Data from the U.S. Environmental Protection Agency and the National Oceanic and Atmospheric Administration’s National Hurricane Center (NHC) show hurricanes have become neither more numerous nor more powerful during the past half-century of modest warming.
The EPA’s 2021 report titled “Climate Change Indicators:
Tropical Cyclone Activity” states:
Since 1878, about six to seven hurricanes have formed in the North Atlantic every year. Roughly two per year make landfall in the United States. The total number of hurricanes (particularly after being adjusted for improvements in observation methods) and the number reaching the United States do not indicate a clear overall trend since 1878.
The EPA’s conclusion hurricanes have not become more numerous in recent years is unsurprising, because the IPCC’s 2018 interim report came to the same conclusion.

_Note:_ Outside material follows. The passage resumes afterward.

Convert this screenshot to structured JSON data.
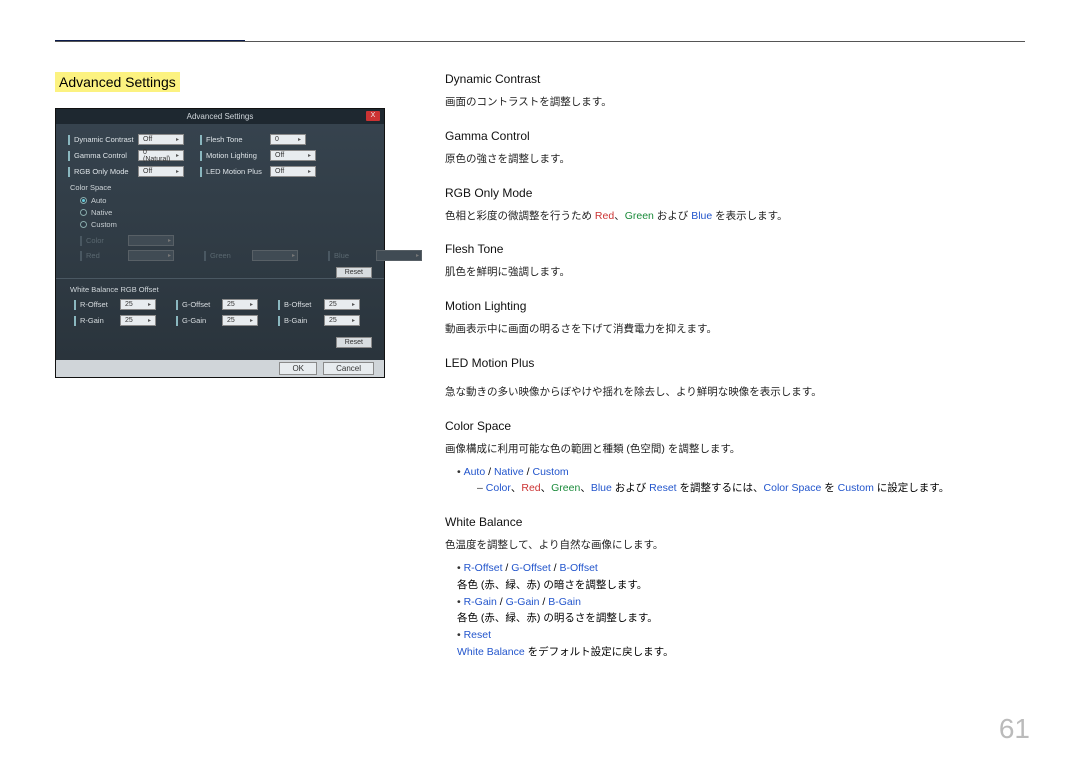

And the NHC reports hurricane impacts on the United States are at an all-time low. The United States recently went more than a decade, 2005 through 2017, without experiencing the landfall of a major hurricane measuring Category 3 or higher—the longest such period in recorded history.
How can climate change be making hurricanes more frequent, more powerful, and more deadly, when the data show none of the claims is true? The answer is, it can’t.
So, while you gird yourselves for the onslaught of alarming stories claiming climate change is behind every pollen-induced sneeze, wildfire, tornado, and hurricane in 2022, keep your allergy medicine on hand and your home insurance paid up, and take comfort in the fact that all of these claims are false."